The Firestein and Hillman labs customized SCAPE to illuminate and view tissues in the noses of mice. The researchers examined neuronal cells within the animals' noses that were labeled with fluorescence that flashed under the microscope when these cells were activated. They then exposed the animals' nasal tissues to a range of different scent combinations: one with a woody bouquet, and the other a mix of almond, floral and citrus scents.
"SCAPE allowed us to simultaneously analyze the activity in any of the tens of thousands of single cells over long periods of time," said Wenze Li, PhD, a postdoctoral research scientist in the Hillman lab and the paper's co-first author. "Using conventional microscopes, we could only image a few hundred cells in a thin layer for a short time. SCAPE made it possible to image many more cells within the intact 3D nasal structures without damaging the tissue. This enabled us to track each cell's response over time to a long series of different odor combinations."

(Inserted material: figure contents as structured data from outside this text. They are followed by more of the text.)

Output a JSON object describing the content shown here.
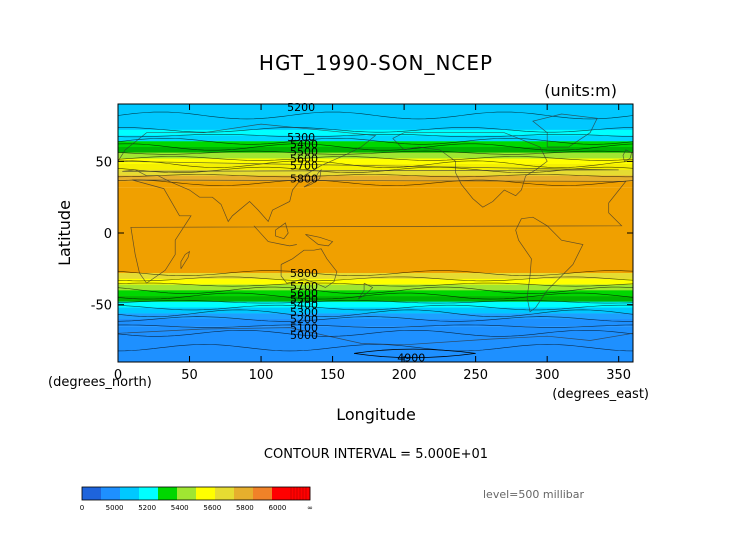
{
  "chart_data": {
    "type": "heatmap",
    "title": "HGT_1990-SON_NCEP",
    "units_label": "(units:m)",
    "xlabel": "Longitude",
    "ylabel": "Latitude",
    "x_unit_label": "(degrees_east)",
    "y_unit_label": "(degrees_north)",
    "xlim": [
      0,
      360
    ],
    "ylim": [
      -90,
      90
    ],
    "x_ticks": [
      "0",
      "50",
      "100",
      "150",
      "200",
      "250",
      "300",
      "350"
    ],
    "x_tick_values": [
      0,
      50,
      100,
      150,
      200,
      250,
      300,
      350
    ],
    "y_ticks": [
      "50",
      "0",
      "-50"
    ],
    "y_tick_values": [
      50,
      0,
      -50
    ],
    "contour_interval_text": "CONTOUR INTERVAL = 5.000E+01",
    "level_text": "level=500 millibar",
    "zonal_bands": [
      {
        "lat_from": 90,
        "lat_to": 70,
        "value": 5250
      },
      {
        "lat_from": 70,
        "lat_to": 60,
        "value": 5350
      },
      {
        "lat_from": 60,
        "lat_to": 52,
        "value": 5500
      },
      {
        "lat_from": 52,
        "lat_to": 40,
        "value": 5700
      },
      {
        "lat_from": 40,
        "lat_to": 32,
        "value": 5850
      },
      {
        "lat_from": 32,
        "lat_to": -28,
        "value": 5900
      },
      {
        "lat_from": -28,
        "lat_to": -37,
        "value": 5700
      },
      {
        "lat_from": -37,
        "lat_to": -47,
        "value": 5500
      },
      {
        "lat_from": -47,
        "lat_to": -57,
        "value": 5350
      },
      {
        "lat_from": -57,
        "lat_to": -65,
        "value": 5200
      },
      {
        "lat_from": -65,
        "lat_to": -90,
        "value": 5050
      }
    ],
    "contour_labels": [
      {
        "text": "5200",
        "lon": 128,
        "lat": 88
      },
      {
        "text": "5300",
        "lon": 128,
        "lat": 67
      },
      {
        "text": "5400",
        "lon": 130,
        "lat": 62
      },
      {
        "text": "5500",
        "lon": 130,
        "lat": 57
      },
      {
        "text": "5600",
        "lon": 130,
        "lat": 52
      },
      {
        "text": "5700",
        "lon": 130,
        "lat": 47
      },
      {
        "text": "5800",
        "lon": 130,
        "lat": 38
      },
      {
        "text": "5800",
        "lon": 130,
        "lat": -28
      },
      {
        "text": "5700",
        "lon": 130,
        "lat": -37
      },
      {
        "text": "5600",
        "lon": 130,
        "lat": -42
      },
      {
        "text": "5500",
        "lon": 130,
        "lat": -46
      },
      {
        "text": "5400",
        "lon": 130,
        "lat": -50
      },
      {
        "text": "5300",
        "lon": 130,
        "lat": -55
      },
      {
        "text": "5200",
        "lon": 130,
        "lat": -60
      },
      {
        "text": "5100",
        "lon": 130,
        "lat": -66
      },
      {
        "text": "5000",
        "lon": 130,
        "lat": -71
      },
      {
        "text": "4900",
        "lon": 205,
        "lat": -87
      }
    ],
    "colorbar": {
      "labels": [
        "0",
        "5000",
        "5200",
        "5400",
        "5600",
        "5800",
        "6000",
        "∞"
      ],
      "colors": [
        "#1e64dc",
        "#1e90ff",
        "#00c8ff",
        "#00ffff",
        "#00d700",
        "#a0e632",
        "#ffff00",
        "#e6dc32",
        "#e6af2d",
        "#f08228",
        "#ff0000",
        "#ff0000"
      ]
    },
    "colors": {
      "lvl_lt5000": "#1e64dc",
      "lvl_5000": "#1e90ff",
      "lvl_5200": "#00c8ff",
      "lvl_5300": "#00ffff",
      "lvl_5400": "#00d700",
      "lvl_5500": "#a0e632",
      "lvl_5600": "#ffff00",
      "lvl_5700": "#e6dc32",
      "lvl_5800": "#e6af2d",
      "lvl_5850": "#f0a000",
      "lvl_5900": "#f0a000"
    }
  }
}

To process the immense amount of data collected -- more than 300 gigabytes per tissue sample -- the team had to build their own powerful data processing server, and worked with algorithms developed by Columbia's Department of Statistics and the Simons Foundation.
For almost twenty years, scent experts have known that certain smells can mask or even enhance others. With today's study, the researchers uncovered a potential mechanism for this phenomenon.
"Our results showed that scent molecules can both activate and deactivate receptors, masking other scents not by overpowering them, but by changing the way cells respond to them," said Dr. Hillman, who is professor of biomedical engineering at Columbia School of Engineering and Applied Science. "These findings could actually be very useful, for example to make better air fresheners that actually block out any unwanted smells."
"These results are also exciting because we didn't expect that this kind of receptor could be enhanced or suppressed in this way," added Dr. Firestein. "Being able to change the way a receptor responds to one substance is very important for drug development. Our studies in the nose actually shed new light on possible ways to modulate the response of other cell types that might be involved in disease."
"This study was a true marriage of the expertise of two different labs, with state-of-the-art microscopy technology and big-data analysis," added Dr. Hillman, who is also a professor of radiology at Columbia's Vagelos College of Physicians and Surgeons. Dr. Hillman credits funding and encouragement from the NIH BRAIN Initiative for making this parallel science and technology work possible. "We discovered something that was almost impossible to see before, because we had a new way to see it."